O relatório – realizado em março de 2020 junto de um total de 916 profissionais de CX qualificados, em 11 mercados globais – constata que 89% dos profissionais de experiência do consumidor acreditam na potencialização da utilização da IA nos centros de contacto, enquanto 82% afirmam mesmo que a IA é cada vez mais necessária para o sucesso dos negócios.

A análise da Talkdesk refere também que apenas 14% dos negócios se autointitula como “transformadores” na forma como atualmente utilizam a IA, e que de 69% das organizações que investiram em IA e em automatização para funcionalidades de “self-service” do cliente, 48% ainda não as utilizou, percentagens que revelam uma discrepância entre a vontade de potenciar a atividade dos contact centers através da inteligência artificial e a capacidade para o fazer de forma eficiente.

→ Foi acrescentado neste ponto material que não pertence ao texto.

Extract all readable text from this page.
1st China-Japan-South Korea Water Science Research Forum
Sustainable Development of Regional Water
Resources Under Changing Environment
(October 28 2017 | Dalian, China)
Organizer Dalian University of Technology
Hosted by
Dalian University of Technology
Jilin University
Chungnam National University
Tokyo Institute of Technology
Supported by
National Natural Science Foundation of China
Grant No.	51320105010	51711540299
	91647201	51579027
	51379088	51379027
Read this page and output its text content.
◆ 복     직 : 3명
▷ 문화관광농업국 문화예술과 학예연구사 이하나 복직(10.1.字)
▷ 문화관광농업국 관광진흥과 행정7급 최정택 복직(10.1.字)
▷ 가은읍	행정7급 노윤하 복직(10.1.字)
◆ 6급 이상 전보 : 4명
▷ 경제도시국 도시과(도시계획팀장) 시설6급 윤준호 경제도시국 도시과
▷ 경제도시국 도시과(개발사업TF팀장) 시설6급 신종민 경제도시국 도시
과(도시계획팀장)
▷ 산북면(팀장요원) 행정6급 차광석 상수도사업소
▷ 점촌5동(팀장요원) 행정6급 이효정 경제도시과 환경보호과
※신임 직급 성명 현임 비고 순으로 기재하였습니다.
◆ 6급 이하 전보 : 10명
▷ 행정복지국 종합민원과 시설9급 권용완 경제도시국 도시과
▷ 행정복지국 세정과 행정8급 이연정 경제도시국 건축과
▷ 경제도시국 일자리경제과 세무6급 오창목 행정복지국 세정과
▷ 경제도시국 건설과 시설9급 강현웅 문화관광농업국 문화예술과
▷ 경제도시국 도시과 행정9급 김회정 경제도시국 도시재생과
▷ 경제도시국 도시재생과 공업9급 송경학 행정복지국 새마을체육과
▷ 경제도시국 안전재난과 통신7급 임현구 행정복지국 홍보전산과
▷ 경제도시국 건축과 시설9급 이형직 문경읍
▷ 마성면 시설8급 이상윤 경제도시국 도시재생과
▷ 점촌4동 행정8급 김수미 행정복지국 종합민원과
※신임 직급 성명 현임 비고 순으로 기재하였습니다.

O relatório indicia que IA também está bem posicionada para melhorar a experiência do profissional uma vez que com fluxos de trabalho e processos simplificados, através de funções para acelerar a inovação e os planos de colocação no mercado, as empresas podem transformar os seus contact centers para fornecer mais do que apenas o tradicional serviço ao cliente.
No entanto, os desafios de perceção por parte dos profissionais pode ser um obstáculo e neste ponto, o relatório identifica três mitos entre os profissionais de experiência do consumidor em contact centers. O primeiro mito prende-se com a perceção de que a inteligência artificial, a curto-prazo, tem um impacto negativo na satisfação do cliente; o segundo relaciona-se com a perceção de que os custos das ferramentas de IA são uma barreira para a sua implementação; e o terceiro, de que a dependência do departamento de Tecnologias de Informação (TI) impedirá o progresso na implementação da IA.

Para ultrapassar estes obstáculos, o relatório sugere que as organizações considerem uma estratégia interfuncional de utilização de inteligência artificial direcionada para a resolução das lacunas tecnológicas, que promova transparência e que se foque no sucesso a longo-prazo.